Además, el control sobre lo que se imprimía no solo respondía a razones económicas, sino también políticas y religiosas. La censura y la autorización previa eran herramientas comunes de los Estados para limitar la difusión de ideas consideradas peligrosas o contrarias al orden establecido. El poder de imprimir implicaba también el poder de influir, y por ello se vigilaba estrechamente. Esta dimensión del control sobre las copias hizo aún más evidente la necesidad de reglas claras, aunque no necesariamente justas para los creadores.


Fue en ese contexto que, en 1710, se promulgó en Inglaterra el llamado Estatuto de la Reina Ana, considerado como la primera ley moderna de copyright. Esta norma no surgió tanto como una defensa de los autores, sino como una forma de limitar el poder de las editoriales londinenses que habían acumulado privilegios sobre vastos catálogos de obras. Aunque el estatuto reconocía por primera vez ciertos derechos a los autores, su alcance fue limitado y muchas de las prácticas monopólicas sobrevivieron por décadas. La noción de que los autores debían ser el centro de este sistema aún estaba lejos de consolidarse.


El Estatuto marcó, sin embargo, un punto de inflexión. Al reconocer que el autor era el titular original del derecho, al menos durante un tiempo limitado, se sentaron las bases para un sistema que ya no dependiera exclusivamente de concesiones estatales o privilegios gremiales. Aun así, los desafíos continuaron: la falta de claridad sobre la duración de los derechos, las dificultades para hacerlos valer, y la persistencia del poder de los editores seguían siendo obstáculos importantes para los escritores y artistas.
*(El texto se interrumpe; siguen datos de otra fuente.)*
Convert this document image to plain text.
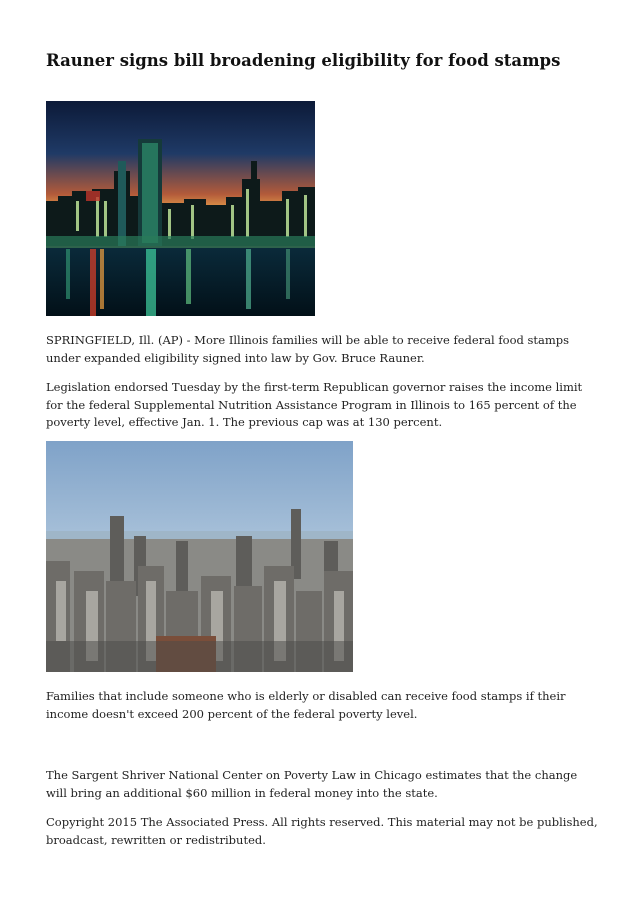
Rauner signs bill broadening eligibility for food stamps

SPRINGFIELD, Ill. (AP) - More Illinois families will be able to receive federal food stamps under expanded eligibility signed into law by Gov. Bruce Rauner.

Legislation endorsed Tuesday by the first-term Republican governor raises the income limit for the federal Supplemental Nutrition Assistance Program in Illinois to 165 percent of the poverty level, effective Jan. 1. The previous cap was at 130 percent.

Families that include someone who is elderly or disabled can receive food stamps if their income doesn't exceed 200 percent of the federal poverty level.

The Sargent Shriver National Center on Poverty Law in Chicago estimates that the change will bring an additional $60 million in federal money into the state.

Copyright 2015 The Associated Press. All rights reserved. This material may not be published, broadcast, rewritten or redistributed.
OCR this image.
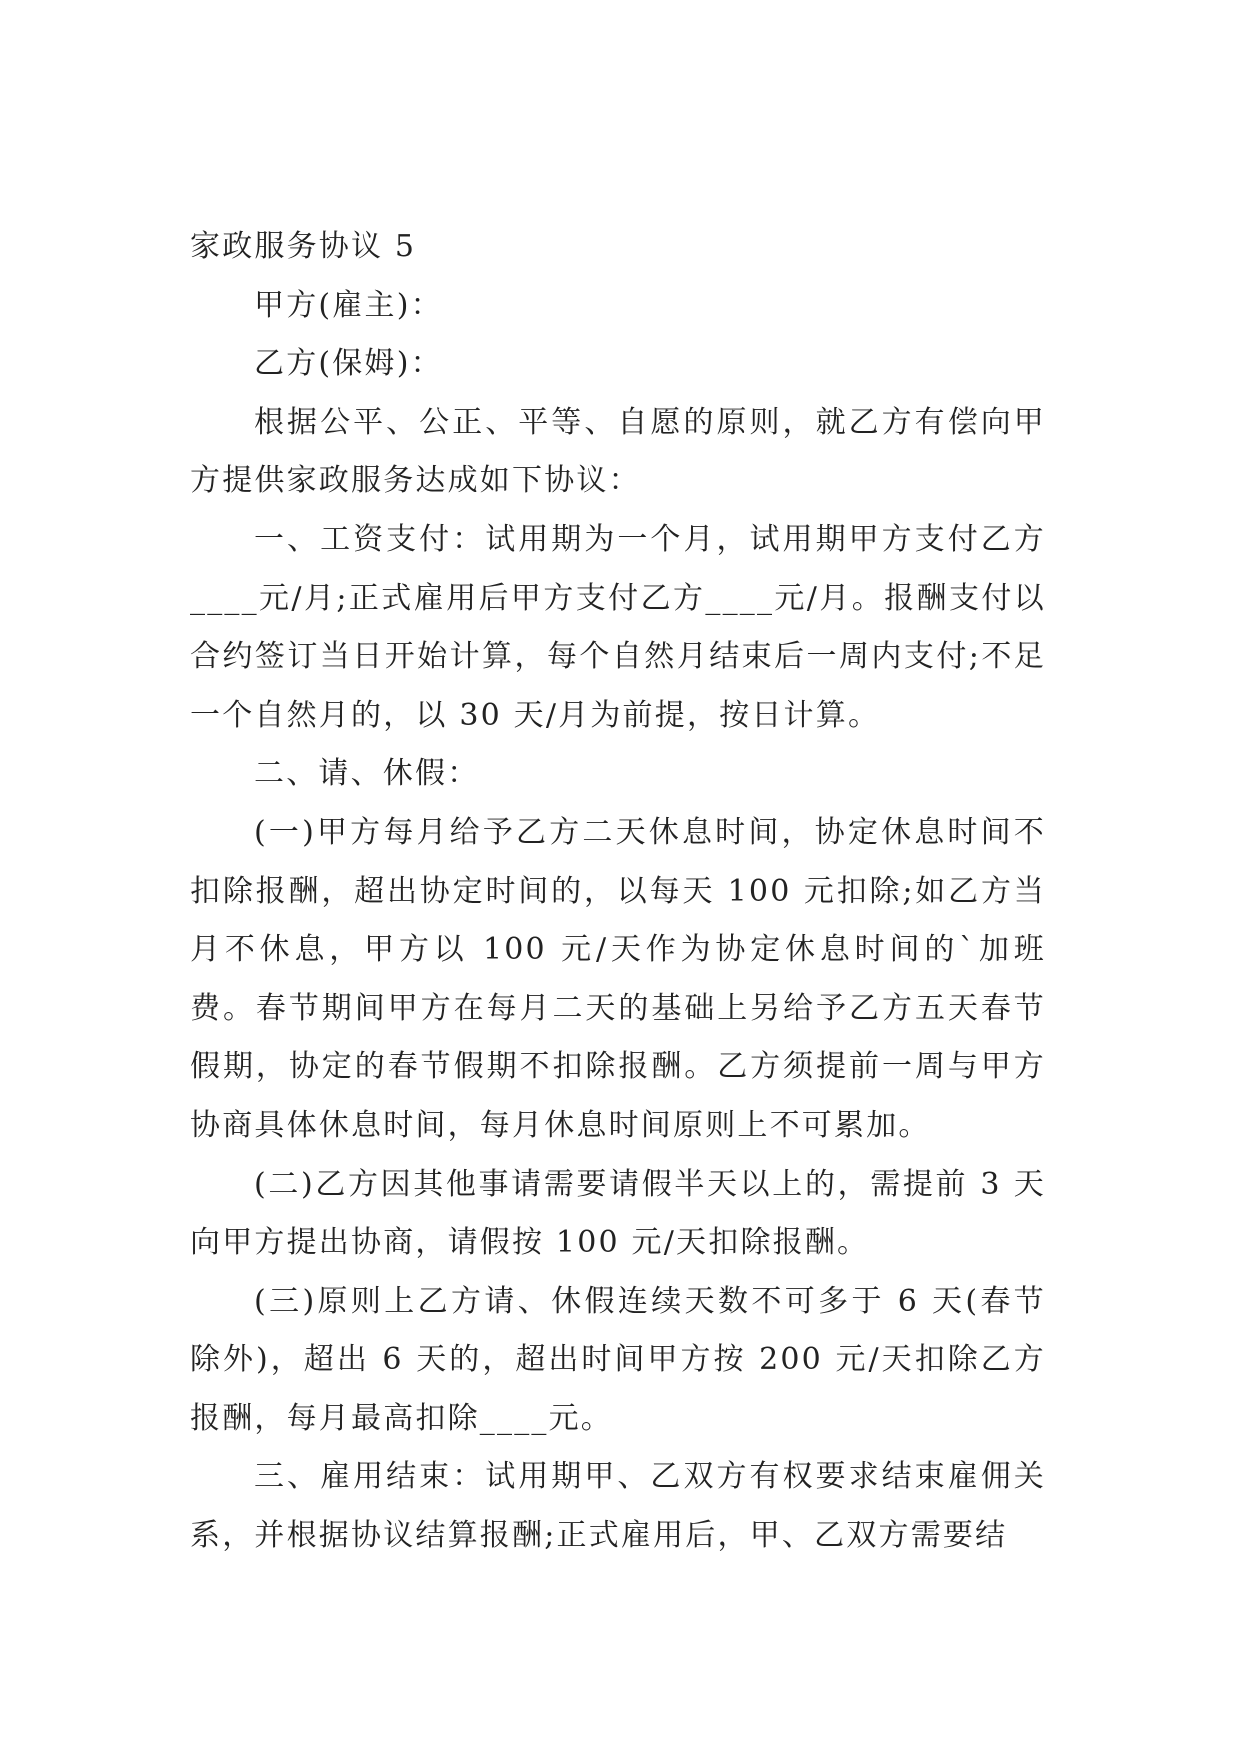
家政服务协议 5

甲方(雇主)：

乙方(保姆)：

根据公平、公正、平等、自愿的原则，就乙方有偿向甲方提供家政服务达成如下协议：

一、工资支付：试用期为一个月，试用期甲方支付乙方____元/月;正式雇用后甲方支付乙方____元/月。报酬支付以合约签订当日开始计算，每个自然月结束后一周内支付;不足一个自然月的，以 30 天/月为前提，按日计算。

二、请、休假：

(一)甲方每月给予乙方二天休息时间，协定休息时间不扣除报酬，超出协定时间的，以每天 100 元扣除;如乙方当月不休息，甲方以 100 元/天作为协定休息时间的`加班费。春节期间甲方在每月二天的基础上另给予乙方五天春节假期，协定的春节假期不扣除报酬。乙方须提前一周与甲方协商具体休息时间，每月休息时间原则上不可累加。

(二)乙方因其他事请需要请假半天以上的，需提前 3 天向甲方提出协商，请假按 100 元/天扣除报酬。

(三)原则上乙方请、休假连续天数不可多于 6 天(春节除外)，超出 6 天的，超出时间甲方按 200 元/天扣除乙方报酬，每月最高扣除____元。

三、雇用结束：试用期甲、乙双方有权要求结束雇佣关系，并根据协议结算报酬;正式雇用后，甲、乙双方需要结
En suma, el camino hacia un sistema de derechos de autor centrado en los creadores fue largo y estuvo lleno de intereses cruzados entre editores, impresores, juristas y autoridades estatales. El copyright no nació de una repentina iluminación sobre la importancia del arte o de la justicia para los autores, sino de una compleja interacción entre tecnología, comercio, poder y cultura. Entender este origen permite poner en perspectiva los debates actuales sobre el equilibrio entre protección y acceso en el mundo de la propiedad intelectual.